Web 2.0, Museum und die Aura der Dinge
Parallel zu den historischen Inhalten und methodischen Ansätzen machten wir uns Gedanken über das Konzept einer Online-Ausstellung. Schwierigkeiten sahen wir vor allem in der Einbindung des Betrachtenden. Während in einem klassischen Ausstellungskonzept ein Objekt dreidimensional erfahrbar wird und so, laut Walter Benjamin, seine auratische Wirkung entfalten kann, ist dieser Effekt digital kaum herstellbar. Zwar gibt es Möglichkeiten, auch im Internet 3D-Objekte [2] zu erschaffen, doch diese Idee mussten wir gleich zu Beginn aufgrund der geringen finanziellen und technischen Möglichkeiten verwerfen. Wir mussten also eine andere Strategie finden, um eine Online-Ausstellung interessant und attraktiv zu gestalten.
Recht schnell konzentrierte sich die Diskussion innerhalb der Gruppe auf die partizipativen Chancen des Web 2.0 und auf das veränderte Konsumverhalten durch das Internet. Uns schwebte vor dem Aufbruch an die US-amerikanische Westküste ein recht ambitioniertes Projekt vor, das eine Mischung aus Ausstellung und bilingualem Diskussionsforum über die Kulturgeschichte der „Sozialistischen Stadt“ darstellen sollte. Dabei wollten wir den Betrachtenden die Möglichkeit geben, der Webpage selbstständig weitere Objekte hinzuzufügen und zur Diskussion zu stellen. Wir und/oder das Wende Museum sollten dabei lediglich als Moderierende des Diskurses fungieren.

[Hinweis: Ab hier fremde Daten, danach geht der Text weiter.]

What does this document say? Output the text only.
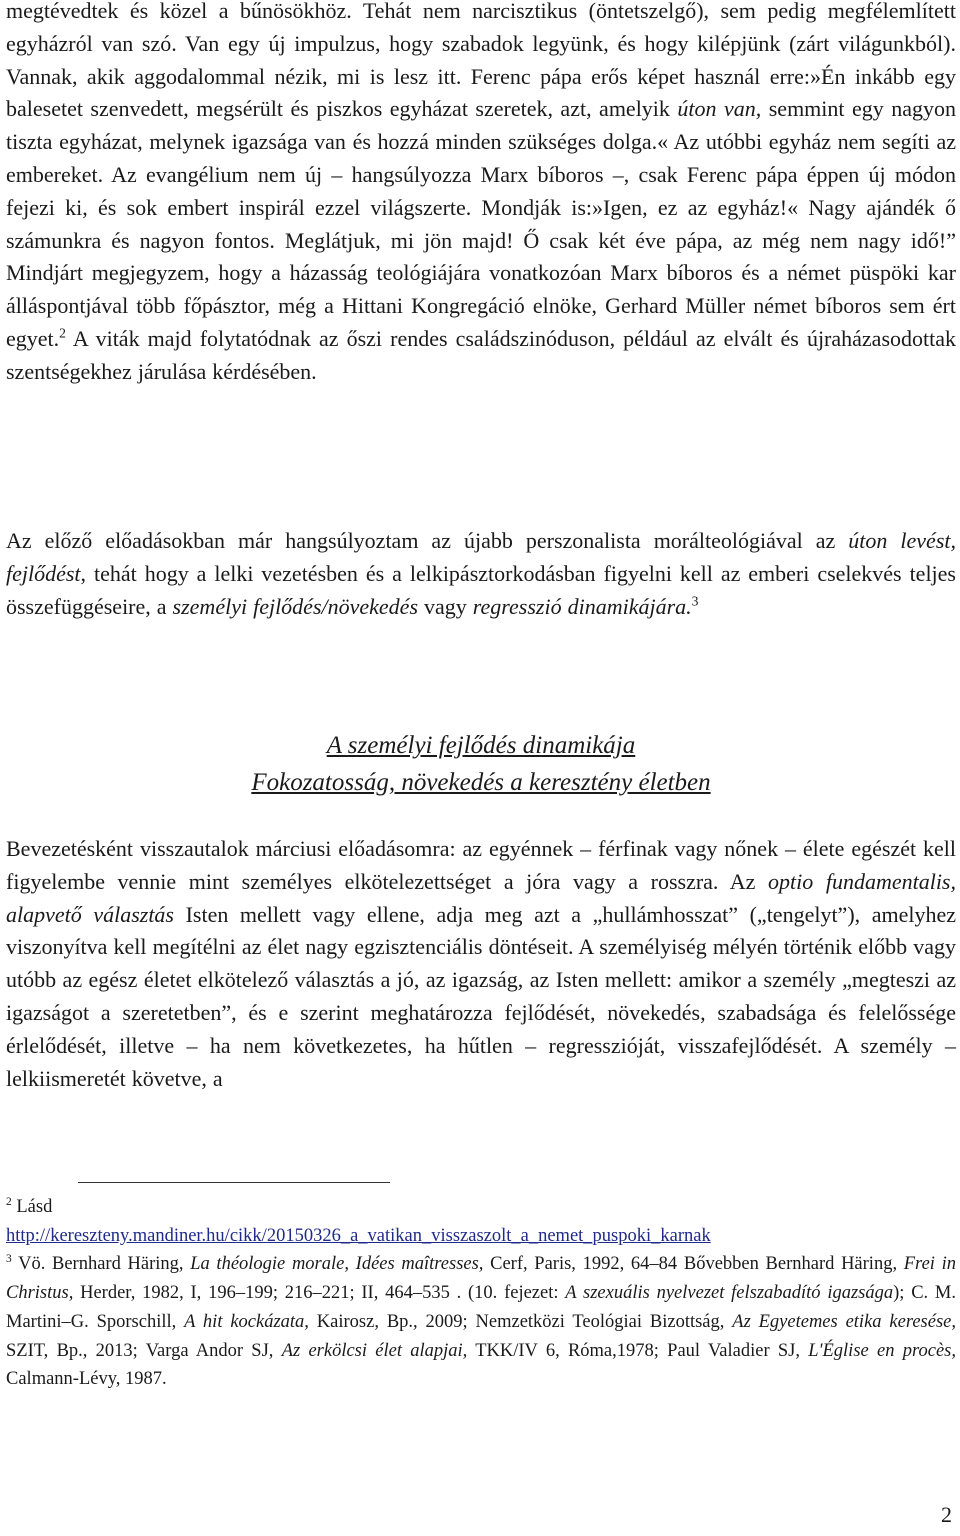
megtévedtek és közel a bűnösökhöz. Tehát nem narcisztikus (öntetszelgő), sem pedig megfélemlített egyházról van szó. Van egy új impulzus, hogy szabadok legyünk, és hogy kilépjünk (zárt világunkból). Vannak, akik aggodalommal nézik, mi is lesz itt. Ferenc pápa erős képet használ erre:»Én inkább egy balesetet szenvedett, megsérült és piszkos egyházat szeretek, azt, amelyik úton van, semmint egy nagyon tiszta egyházat, melynek igazsága van és hozzá minden szükséges dolga.« Az utóbbi egyház nem segíti az embereket. Az evangélium nem új – hangsúlyozza Marx bíboros –, csak Ferenc pápa éppen új módon fejezi ki, és sok embert inspirál ezzel világszerte. Mondják is:»Igen, ez az egyház!« Nagy ajándék ő számunkra és nagyon fontos. Meglátjuk, mi jön majd! Ő csak két éve pápa, az még nem nagy idő!” Mindjárt megjegyzem, hogy a házasság teológiájára vonatkozóan Marx bíboros és a német püspöki kar álláspontjával több főpásztor, még a Hittani Kongregáció elnöke, Gerhard Müller német bíboros sem ért egyet.$^2$ A viták majd folytatódnak az őszi rendes családszinóduson, például az elvált és újraházasodottak szentségekhez járulása kérdésében.

Az előző előadásokban már hangsúlyoztam az újabb perszonalista morálteológiával az úton levést, fejlődést, tehát hogy a lelki vezetésben és a lelkipásztorkodásban figyelni kell az emberi cselekvés teljes összefüggéseire, a személyi fejlődés/növekedés vagy regresszió dinamikájára.$^3$

A személyi fejlődés dinamikája
Fokozatosság, növekedés a keresztény életben

Bevezetésként visszautalok márciusi előadásomra: az egyénnek – férfinak vagy nőnek – élete egészét kell figyelembe vennie mint személyes elkötelezettséget a jóra vagy a rosszra. Az optio fundamentalis, alapvető választás Isten mellett vagy ellene, adja meg azt a „hullámhosszat” („tengelyt”), amelyhez viszonyítva kell megítélni az élet nagy egzisztenciális döntéseit. A személyiség mélyén történik előbb vagy utóbb az egész életet elkötelező választás a jó, az igazság, az Isten mellett: amikor a személy „megteszi az igazságot a szeretetben”, és e szerint meghatározza fejlődését, növekedés, szabadsága és felelőssége érlelődését, illetve – ha nem következetes, ha hűtlen – regresszióját, visszafejlődését. A személy – lelkiismeretét követve, a

$^2$ Lásd
http://kereszteny.mandiner.hu/cikk/20150326_a_vatikan_visszaszolt_a_nemet_puspoki_karnak

$^3$ Vö. Bernhard Häring, La théologie morale, Idées maîtresses, Cerf, Paris, 1992, 64–84 Bővebben Bernhard Häring, Frei in Christus, Herder, 1982, I, 196–199; 216–221; II, 464–535 . (10. fejezet: A szexuális nyelvezet felszabadító igazsága); C. M. Martini–G. Sporschill, A hit kockázata, Kairosz, Bp., 2009; Nemzetközi Teológiai Bizottság, Az Egyetemes etika keresése, SZIT, Bp., 2013; Varga Andor SJ, Az erkölcsi élet alapjai, TKK/IV 6, Róma,1978; Paul Valadier SJ, L'Église en procès, Calmann-Lévy, 1987.

2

Spannend fanden wir die Idee, dass ehemalige BewohnerInnen der realsozialistischen Planstädte, Menschen aus der alten BRD und anderen deutschsprachigen Gebieten sowie englischsprachige NutzerInnen in einen kritischen Erfahrungsaustausch treten könnten. Ziel sollte schlussendlich ein offener, womöglich transatlantischer Diskussionsprozess sein, dessen Entwicklung und Richtung wir v.a. als kritische BeobachterInnen begleiten wollten, statt top-down einige gelehrige Betrachtungen vorzugeben.
Ob sich dieser Anspruch bis zum Ende durchhalten ließ und welche inhaltliche und konzeptionelle Ausrichtung die bald das Licht der Öffentlichkeit erblickende Ausstellung haben wird, ist Inhalt des nächsten Teils dieser kleinen Serie.
Fußnoten
[1] Yurchak, Alexei: Everything Was Forever, Until It Was No More. The Last Soviet Generation, Princeton 2006, S. 8.
[2] Ein sehr beeindruckendes Beispiel für die Möglichkeiten eines virtuellen Museums bietet das Adobe Museum of Digital Media, das zeigt in welche Richtung zukünftige Nutzungen des Internets vor allem technisch und ästhetisch gehen könnten.